You may then handle the outputCache however you want. For example, writing each large output to its own file and updating the cell outputs to point to those files:

import { extFromMimeType, walkOutputs } from 'nbtx';

notebook.cells.forEach((cell) => {
  if (!cell.outputs?.length) return;
  walkOutputs(cell.outputs, (output) => {
    if (!output.hash || !outputCache[output.hash]) return;
    const [content, { contentType, encoding }] = outputCache[hash];
    const filename = `${hash}${extFromMimeType(contentType)}`;
    fs.writeFileSync(filename, content, { encoding: encoding as BufferEncoding });
    // The path can be used, for example in a web-context
    output.path = filename;
  });
});

You may also rehydrate the original notebook from an outputCache:

import { convertToIOutputs } from 'nbtx';

notebook.cells.forEach((cell) => {
  if (!cell.outputs?.length) return;
  cell.outputs = convertToIOutputs(cell.outputs, outputCache);
});

Note Minifying and restoring notebook outputs may change the structure of output text from a string list to a single, new-line-delimited string. Both of these formats are acceptable in the notebook types defined by nbformat.

Hashing function

To be able to have no dependencies and also run easily in the browser, nbtx does not bundle a hashing library. To create the computeHash function, choose an algorithm, for example, md5 and digest the content. If you are in the browser, consider using crypto-js or some other random function.

import { createHash } from 'crypto';

function computeHash(content: string): string {
  return createHash('md5').update(content).digest('hex');
}

By default nbtx will create a random string for the hash and raise a warning.

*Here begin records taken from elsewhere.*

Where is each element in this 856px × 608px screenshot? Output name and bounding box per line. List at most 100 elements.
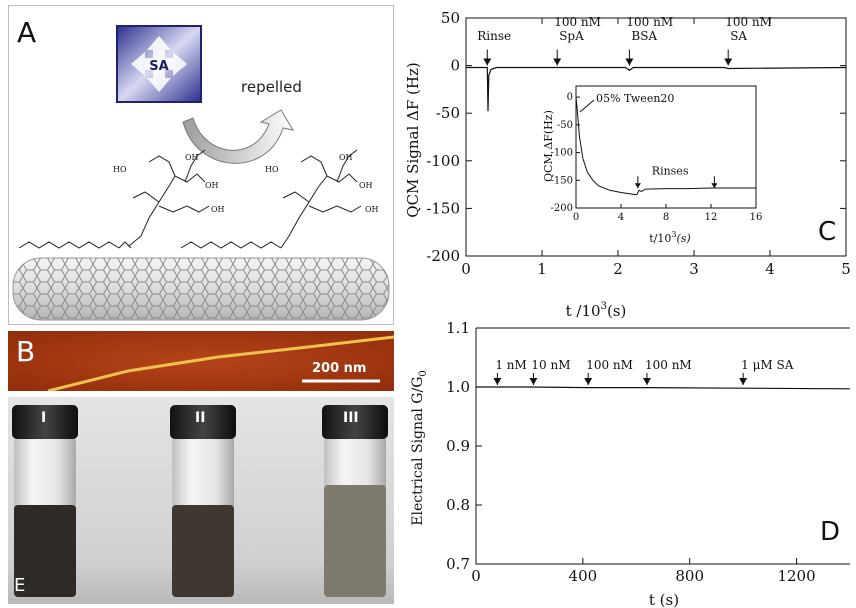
- x-tick-label: 1200: [777, 567, 815, 585]
- annotation-arrowhead: [553, 58, 562, 66]
- inset-x-tick-label: 16: [750, 212, 763, 223]
- chart-d-ylabel: Electrical Signal G/G0: [410, 370, 429, 526]
- vials-photo: [8, 397, 394, 604]
- x-tick-label: 5: [841, 260, 850, 278]
- chart-c-letter: C: [818, 217, 836, 247]
- annotation-label: Rinse: [477, 29, 511, 43]
- carbon-nanotube: [12, 257, 390, 321]
- chart-c-xlabel-unit: (s): [607, 302, 626, 320]
- annotation-arrowhead: [739, 378, 748, 385]
- y-tick-label: 0.9: [446, 437, 470, 455]
- annotation-arrowhead: [529, 378, 538, 385]
- annotation-arrowhead: [584, 378, 593, 385]
- annotation-label: 100 nM: [645, 358, 692, 372]
- y-tick-label: 0: [450, 57, 460, 75]
- nanotube-trace: [47, 335, 394, 391]
- inset-ylabel: QCM ΔF(Hz): [542, 110, 555, 182]
- annotation-label: 10 nM: [531, 358, 570, 372]
- y-tick-label: 1.0: [446, 378, 470, 396]
- inset-y-tick-label: 0: [567, 92, 573, 103]
- y-tick-label: -150: [426, 199, 460, 217]
- annotation-label: 100 nM: [586, 358, 633, 372]
- annotation-arrowhead: [642, 378, 651, 385]
- x-tick-label: 3: [689, 260, 699, 278]
- x-tick-label: 0: [471, 567, 481, 585]
- inset-rinses-label: Rinses: [652, 164, 689, 177]
- chart-d-ylabel-sub: 0: [418, 370, 429, 376]
- x-tick-label: 800: [675, 567, 704, 585]
- vial-1: [12, 405, 78, 597]
- vial-3: [322, 405, 388, 597]
- y-tick-label: 50: [441, 9, 460, 27]
- y-tick-label: 1.1: [446, 319, 470, 337]
- panel-e-letter: E: [14, 575, 26, 596]
- annotation-label-2: BSA: [631, 29, 657, 43]
- annotation-label-2: SpA: [559, 29, 584, 43]
- x-tick-label: 1: [537, 260, 547, 278]
- inset-y-tick-label: -150: [551, 175, 573, 186]
- afm-image: [8, 331, 394, 391]
- inset-rinse-arrowhead: [711, 183, 718, 189]
- chart-c-ylabel: QCM Signal ΔF (Hz): [404, 62, 422, 217]
- x-tick-label: 0: [461, 260, 471, 278]
- panel-a-letter: A: [17, 16, 37, 49]
- y-tick-label: 0.7: [446, 555, 470, 573]
- streptavidin-square: [116, 25, 202, 103]
- vial-2: [170, 405, 236, 597]
- inset-xlabel-sup: 3: [671, 230, 676, 239]
- chem-label: OH: [205, 181, 219, 190]
- inset-tween-arrow: [579, 99, 595, 113]
- inset-x-tick-label: 12: [705, 212, 718, 223]
- annotation-label: 100 nM: [725, 15, 772, 29]
- scale-bar-label: 200 nm: [312, 361, 367, 376]
- inset-x-tick-label: 8: [663, 212, 669, 223]
- annotation-arrowhead: [483, 58, 492, 66]
- inset-y-tick-label: -200: [551, 203, 573, 214]
- inset-xlabel-main: t/10: [649, 232, 671, 245]
- chart-c-frame: [465, 17, 847, 257]
- inset-x-tick-label: 0: [573, 212, 579, 223]
- chart-d-xlabel: t (s): [649, 591, 679, 608]
- annotation-arrowhead: [493, 378, 502, 385]
- panel-e-vials-photo: I II III E: [8, 397, 394, 604]
- vial-3-label: III: [343, 410, 359, 426]
- inset-y-tick-label: -50: [557, 120, 573, 131]
- chart-c-xlabel-main: t /10: [566, 302, 601, 320]
- qcm-series-line: [466, 66, 847, 112]
- panel-b-letter: B: [16, 335, 36, 368]
- chart-c-xlabel-sup: 3: [601, 301, 607, 312]
- vial-2-label: II: [195, 410, 206, 426]
- panel-a-schematic: A SA repelled: [8, 5, 394, 325]
- inset-rinse-arrowhead: [634, 183, 641, 189]
- electrical-series-line: [476, 386, 850, 390]
- schematic-drawing: SA repelled HO OH OH OH HO: [12, 25, 390, 321]
- y-tick-label: -200: [426, 247, 460, 265]
- chem-label: OH: [365, 205, 379, 214]
- sa-label: SA: [149, 59, 168, 74]
- x-tick-label: 400: [569, 567, 598, 585]
- chem-label: HO: [113, 165, 127, 174]
- chem-label: OH: [339, 153, 353, 162]
- inset-series-line: [575, 97, 756, 196]
- annotation-label: 1 μM SA: [741, 358, 794, 372]
- chem-label: OH: [211, 205, 225, 214]
- y-tick-label: -100: [426, 152, 460, 170]
- x-tick-label: 2: [613, 260, 623, 278]
- chart-d-letter: D: [820, 517, 840, 547]
- inset-xlabel-unit: (s): [676, 232, 690, 245]
- annotation-label: 100 nM: [554, 15, 601, 29]
- annotation-arrowhead: [724, 58, 733, 66]
- vial-1-label: I: [41, 410, 47, 426]
- chem-label: OH: [185, 153, 199, 162]
- annotation-label-2: SA: [730, 29, 747, 43]
- annotation-label: 1 nM: [495, 358, 526, 372]
- y-tick-label: 0.8: [446, 496, 470, 514]
- peg-chains: [18, 149, 362, 249]
- inset-tween-label: 05% Tween20: [596, 92, 674, 105]
- chart-d-ylabel-main: Electrical Signal G/G: [410, 377, 426, 526]
- inset-x-tick-label: 4: [618, 212, 624, 223]
- chart-c-inset: 0 4 8 12 16 0 -50 -100 -150 -200 05% Tween20 Rinse…: [542, 85, 763, 245]
- panel-b-afm-image: B 200 nm: [8, 331, 394, 391]
- x-tick-label: 4: [765, 260, 775, 278]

Data transformation example

Starting with an ipynb JSON document, the following example shows the output transformation for an execute_result with three outputs (html, image, text):

{
  ...,
  "cells": [
    {
      "cell_type": "code",
      ...,
      "outputs": {
        "output_type": "execute_result",
        ...,
        "data": {
          "text/html": ["...veryLargeString\n", "on many lines\n"],
          "image/png": "base64-encoded-data-without-a-header",
          "text/plain": ["alt.VConcatChart(...)"],
        }
      }
    }
  ],
  ...
}

After minifyCellOutput is called and an optional pass to write to disk and add a path (as in the above example), the JSON structure would be:

{
  ...,
  "cells": [
    {
      "cell_type": "code",
      ...,
      "outputs": {
        "output_type": "execute_result",
        ...,
        "data": {
          "text/html": {
            "content_type": "text/html",
            "hash": "29cb113f927eb3abba1b303571caa653",
            // The path isn't added by nbtx, but is a common place to put a URL
            "path": "/static/29cb113f927eb3abba1b303571caa653.html"
          },
          "image/png": {
            "content_type": "image/png",
            "hash":  "W5Zulz9J5PLlOkjN2RWMa6CRgJdjxq2r",
            // Known output types are given sensible extensions through `extFromMimeType`
            "path": "/static/W5Zulz9J5PLlOkjN2RWMa6CRgJdjxq2r.png"
          },
          "text/plain": {
            // Small strings are by default not extracted, this can be modified in options
            "content": "alt.VConcatChart(...)",
            "content_type": "text/plain"
          }
        }
      }
    }
  ],
  ...
}

Viewing and "rehydration" applications can choose to walkOutputs and download the various parts of a notebook, and/or add additional mimetypes to the bundle. For example, adding transformations to take screenshots of outputs for long-term preservation or add web-optimized images (e.g. WebP) that were not created in the execution process.

This can be done asyncronously from the first request of notebook content payload, improving pageload speed and leaving it up to the consuming application which of the mime-bundles to fetch.